For the European Union, this would mean a reduction of around US$20 billion in export taxes and a US$5 billion saving in agriculture and agri-foods over a five to ten year period.

With regard to agricultural subsidies, disciplines on the type of government support described at the WTO as “international trade distorting” — in the case of the European Union, around a quarter of its total support — would be considerably reinforced, as requested by the developing countries. The current ceilings would be lowered by 70 to 80 per cent. As for export subsidies, these would be banned once and for all.

Other issues are yet to be finalized, despite there being progress, which continues to be uneven depending on the issue, in respect of anti-dumping regulations, fisheries subsidies, customs procedures and certain aspects of intellectual property protection, to name but a few examples.

From the political point of view, the key aspect of the outcome of the negotiations is the readjustment of WTO rules, as demanded by the developing countries which feel that the legacy of the eight previous rounds bears the mark of past power relationships that hamper their integration into international trade, hence their growth, and therefore the reduction of poverty in areas where they have since acquired comparative advantages in respect of industrial goods, agriculture or services.

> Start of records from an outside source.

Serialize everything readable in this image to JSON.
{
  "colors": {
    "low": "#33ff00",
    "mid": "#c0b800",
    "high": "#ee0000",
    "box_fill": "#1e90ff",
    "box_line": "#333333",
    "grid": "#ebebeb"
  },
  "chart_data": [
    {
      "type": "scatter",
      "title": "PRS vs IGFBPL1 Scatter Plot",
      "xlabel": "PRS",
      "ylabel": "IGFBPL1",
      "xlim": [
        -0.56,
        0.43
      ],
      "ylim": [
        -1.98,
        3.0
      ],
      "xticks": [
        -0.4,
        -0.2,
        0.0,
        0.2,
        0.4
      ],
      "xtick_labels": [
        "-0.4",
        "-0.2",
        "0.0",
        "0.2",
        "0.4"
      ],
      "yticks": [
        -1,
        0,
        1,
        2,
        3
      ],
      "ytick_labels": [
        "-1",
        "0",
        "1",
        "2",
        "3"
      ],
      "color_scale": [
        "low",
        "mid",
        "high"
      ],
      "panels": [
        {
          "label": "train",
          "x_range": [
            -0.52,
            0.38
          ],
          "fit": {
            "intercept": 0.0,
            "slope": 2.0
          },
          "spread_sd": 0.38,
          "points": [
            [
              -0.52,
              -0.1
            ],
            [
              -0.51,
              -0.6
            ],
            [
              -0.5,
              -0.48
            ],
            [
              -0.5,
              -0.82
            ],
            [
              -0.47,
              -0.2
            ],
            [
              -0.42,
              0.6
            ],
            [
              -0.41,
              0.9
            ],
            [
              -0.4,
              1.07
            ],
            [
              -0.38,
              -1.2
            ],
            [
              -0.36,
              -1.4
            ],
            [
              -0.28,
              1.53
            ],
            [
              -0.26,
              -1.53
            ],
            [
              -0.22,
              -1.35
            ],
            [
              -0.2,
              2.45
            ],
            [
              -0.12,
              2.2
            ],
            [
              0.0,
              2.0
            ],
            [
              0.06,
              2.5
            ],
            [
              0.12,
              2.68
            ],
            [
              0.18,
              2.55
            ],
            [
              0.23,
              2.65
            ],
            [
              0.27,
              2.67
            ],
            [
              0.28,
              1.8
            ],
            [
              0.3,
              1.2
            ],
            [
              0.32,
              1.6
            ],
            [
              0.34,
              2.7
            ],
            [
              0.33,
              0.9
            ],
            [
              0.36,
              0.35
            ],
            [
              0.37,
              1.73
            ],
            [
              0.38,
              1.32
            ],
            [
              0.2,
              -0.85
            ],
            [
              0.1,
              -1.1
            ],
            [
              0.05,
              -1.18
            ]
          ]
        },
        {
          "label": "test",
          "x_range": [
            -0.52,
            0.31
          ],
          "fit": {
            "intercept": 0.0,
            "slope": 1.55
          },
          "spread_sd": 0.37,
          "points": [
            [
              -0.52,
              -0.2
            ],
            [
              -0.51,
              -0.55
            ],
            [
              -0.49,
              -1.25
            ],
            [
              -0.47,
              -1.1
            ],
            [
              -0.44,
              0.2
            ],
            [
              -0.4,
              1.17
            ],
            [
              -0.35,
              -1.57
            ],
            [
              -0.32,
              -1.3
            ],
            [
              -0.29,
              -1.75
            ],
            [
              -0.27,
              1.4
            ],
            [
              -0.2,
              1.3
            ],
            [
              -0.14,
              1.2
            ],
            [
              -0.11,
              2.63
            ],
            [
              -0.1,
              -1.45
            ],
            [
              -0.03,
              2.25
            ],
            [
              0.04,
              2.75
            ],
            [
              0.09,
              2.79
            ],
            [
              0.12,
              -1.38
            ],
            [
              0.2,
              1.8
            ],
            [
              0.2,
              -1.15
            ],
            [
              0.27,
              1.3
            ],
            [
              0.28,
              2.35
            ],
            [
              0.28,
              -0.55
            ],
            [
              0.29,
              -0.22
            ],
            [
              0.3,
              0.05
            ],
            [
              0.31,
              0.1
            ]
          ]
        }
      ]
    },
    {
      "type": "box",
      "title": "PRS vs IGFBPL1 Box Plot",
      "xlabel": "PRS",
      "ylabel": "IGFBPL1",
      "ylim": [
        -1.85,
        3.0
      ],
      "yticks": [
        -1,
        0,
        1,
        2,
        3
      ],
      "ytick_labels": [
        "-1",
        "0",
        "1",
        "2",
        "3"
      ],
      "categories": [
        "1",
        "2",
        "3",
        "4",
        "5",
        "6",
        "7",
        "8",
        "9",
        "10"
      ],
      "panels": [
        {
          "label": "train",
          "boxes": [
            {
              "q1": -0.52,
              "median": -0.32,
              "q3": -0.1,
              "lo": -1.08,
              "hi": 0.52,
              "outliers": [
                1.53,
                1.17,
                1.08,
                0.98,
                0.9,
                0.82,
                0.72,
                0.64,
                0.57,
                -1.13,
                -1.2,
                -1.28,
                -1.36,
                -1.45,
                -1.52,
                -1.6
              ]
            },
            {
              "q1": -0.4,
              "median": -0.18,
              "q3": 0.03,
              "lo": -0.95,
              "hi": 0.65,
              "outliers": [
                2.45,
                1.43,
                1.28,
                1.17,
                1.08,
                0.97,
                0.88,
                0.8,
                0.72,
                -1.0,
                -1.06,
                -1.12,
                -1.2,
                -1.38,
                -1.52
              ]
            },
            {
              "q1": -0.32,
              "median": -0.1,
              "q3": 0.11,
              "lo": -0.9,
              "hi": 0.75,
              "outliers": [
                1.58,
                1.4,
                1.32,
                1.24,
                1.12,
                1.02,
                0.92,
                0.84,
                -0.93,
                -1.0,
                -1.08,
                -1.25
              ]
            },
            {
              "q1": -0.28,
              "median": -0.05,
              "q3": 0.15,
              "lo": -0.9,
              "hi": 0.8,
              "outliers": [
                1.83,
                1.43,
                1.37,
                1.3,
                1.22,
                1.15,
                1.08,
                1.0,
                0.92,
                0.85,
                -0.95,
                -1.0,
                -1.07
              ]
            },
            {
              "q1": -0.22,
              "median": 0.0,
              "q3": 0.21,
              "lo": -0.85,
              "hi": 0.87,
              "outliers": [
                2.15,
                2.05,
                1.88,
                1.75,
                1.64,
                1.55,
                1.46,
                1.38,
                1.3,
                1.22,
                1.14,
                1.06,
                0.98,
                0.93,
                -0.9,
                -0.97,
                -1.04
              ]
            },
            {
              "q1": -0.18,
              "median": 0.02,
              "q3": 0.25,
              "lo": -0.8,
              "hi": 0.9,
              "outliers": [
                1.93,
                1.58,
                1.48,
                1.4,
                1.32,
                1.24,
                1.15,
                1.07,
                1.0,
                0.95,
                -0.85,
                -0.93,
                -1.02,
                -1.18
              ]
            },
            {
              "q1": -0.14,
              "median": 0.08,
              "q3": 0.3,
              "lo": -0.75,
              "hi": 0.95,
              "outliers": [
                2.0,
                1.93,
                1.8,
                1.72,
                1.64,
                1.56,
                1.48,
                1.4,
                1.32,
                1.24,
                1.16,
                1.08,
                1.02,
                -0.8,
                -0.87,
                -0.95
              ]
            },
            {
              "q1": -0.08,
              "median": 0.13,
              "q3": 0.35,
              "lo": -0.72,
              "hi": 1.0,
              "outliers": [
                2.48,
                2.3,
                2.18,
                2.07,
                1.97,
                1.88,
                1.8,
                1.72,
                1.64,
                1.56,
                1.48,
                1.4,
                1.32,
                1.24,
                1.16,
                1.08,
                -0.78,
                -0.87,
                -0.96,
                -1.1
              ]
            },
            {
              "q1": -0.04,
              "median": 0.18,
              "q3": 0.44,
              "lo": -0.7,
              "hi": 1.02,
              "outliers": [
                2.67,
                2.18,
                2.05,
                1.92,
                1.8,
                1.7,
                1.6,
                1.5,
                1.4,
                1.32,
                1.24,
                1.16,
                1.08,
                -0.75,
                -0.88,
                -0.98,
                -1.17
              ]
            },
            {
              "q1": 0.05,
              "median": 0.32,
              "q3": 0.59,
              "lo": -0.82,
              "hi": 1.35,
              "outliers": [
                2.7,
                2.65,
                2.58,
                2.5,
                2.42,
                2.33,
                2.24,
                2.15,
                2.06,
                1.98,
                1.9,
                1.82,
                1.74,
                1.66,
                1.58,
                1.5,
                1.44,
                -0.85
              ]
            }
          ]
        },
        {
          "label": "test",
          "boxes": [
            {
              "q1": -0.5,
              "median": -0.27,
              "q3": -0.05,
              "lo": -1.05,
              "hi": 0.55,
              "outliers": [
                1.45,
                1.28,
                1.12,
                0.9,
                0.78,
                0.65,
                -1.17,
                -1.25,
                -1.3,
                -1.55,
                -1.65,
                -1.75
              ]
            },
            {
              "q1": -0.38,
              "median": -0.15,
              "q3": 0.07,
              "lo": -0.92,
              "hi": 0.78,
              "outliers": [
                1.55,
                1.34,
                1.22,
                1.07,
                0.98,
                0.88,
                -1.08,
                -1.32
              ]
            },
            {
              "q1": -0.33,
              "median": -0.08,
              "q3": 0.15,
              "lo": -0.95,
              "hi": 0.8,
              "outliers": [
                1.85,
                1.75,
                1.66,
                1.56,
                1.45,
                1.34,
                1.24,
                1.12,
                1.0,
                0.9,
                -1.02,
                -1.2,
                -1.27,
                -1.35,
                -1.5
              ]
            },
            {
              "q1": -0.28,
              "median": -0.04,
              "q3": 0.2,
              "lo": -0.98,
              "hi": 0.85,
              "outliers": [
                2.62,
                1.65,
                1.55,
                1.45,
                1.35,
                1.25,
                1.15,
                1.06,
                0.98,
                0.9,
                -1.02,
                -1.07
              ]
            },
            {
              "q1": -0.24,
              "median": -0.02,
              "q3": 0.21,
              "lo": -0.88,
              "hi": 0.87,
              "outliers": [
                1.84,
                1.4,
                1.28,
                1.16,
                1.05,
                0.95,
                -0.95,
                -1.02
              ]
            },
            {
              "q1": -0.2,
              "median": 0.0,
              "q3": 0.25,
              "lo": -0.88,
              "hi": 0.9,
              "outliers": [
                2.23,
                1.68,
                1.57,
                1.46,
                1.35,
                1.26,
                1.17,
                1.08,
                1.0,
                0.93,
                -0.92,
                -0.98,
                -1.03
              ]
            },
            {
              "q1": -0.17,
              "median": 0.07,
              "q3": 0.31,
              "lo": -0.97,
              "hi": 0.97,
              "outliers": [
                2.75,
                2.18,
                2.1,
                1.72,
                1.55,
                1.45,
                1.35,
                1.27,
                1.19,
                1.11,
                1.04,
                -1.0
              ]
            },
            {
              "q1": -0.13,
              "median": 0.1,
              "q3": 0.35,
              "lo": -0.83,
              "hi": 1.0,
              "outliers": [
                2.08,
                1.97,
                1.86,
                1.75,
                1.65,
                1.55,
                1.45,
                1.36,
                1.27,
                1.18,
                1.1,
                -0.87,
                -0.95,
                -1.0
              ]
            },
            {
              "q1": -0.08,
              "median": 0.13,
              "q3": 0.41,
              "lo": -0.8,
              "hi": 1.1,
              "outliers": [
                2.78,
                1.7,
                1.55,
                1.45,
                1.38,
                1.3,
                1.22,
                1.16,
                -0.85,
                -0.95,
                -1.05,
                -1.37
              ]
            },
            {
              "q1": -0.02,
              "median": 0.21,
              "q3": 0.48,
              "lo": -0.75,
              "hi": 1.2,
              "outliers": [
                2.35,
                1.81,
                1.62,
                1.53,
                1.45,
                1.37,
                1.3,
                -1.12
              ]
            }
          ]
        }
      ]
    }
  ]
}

Given the weight they have progressively acquired around the negotiating table, the developing countries consider the WTO to be the most appropriate forum in which to negotiate the redistribution of the geo-economic, and thus geo-political, playing cards which they struggle to obtain in other forums such as the United Nations Security Council or the Bretton Woods bodies. To put it simply, times have changed and the United States, the European Union, Canada and Japan no longer lay down the law at the GATT or the WTO, and the Doha Round must, in this regard, be considered a precursor to a system of more equitable rules, where emerging economies (China, India, Brazil, South Africa, Indonesia, etc.) must stand ready to assume their share of responsibility.

The third and final aspect of this Round, the systemic aspect, brings me back to my starting point: concluding the Doha Round is, certainly, all about reaping the economic benefits of a new generation of market openings, equitably distributed in accordance with the contributory capacity of the participants. But it is also, and above all under the current circumstances, about consolidating one of the few regulatory systems which are effective at the international level. Failing to conclude the Round, on the other hand, would weaken a public asset that has been built up with as much patience as pain over more than half a century, and has brought transparency, predictability and stability, all of which are needed by our globalized planet to limit the danger in many other areas, including, as is clear today, the world of finance.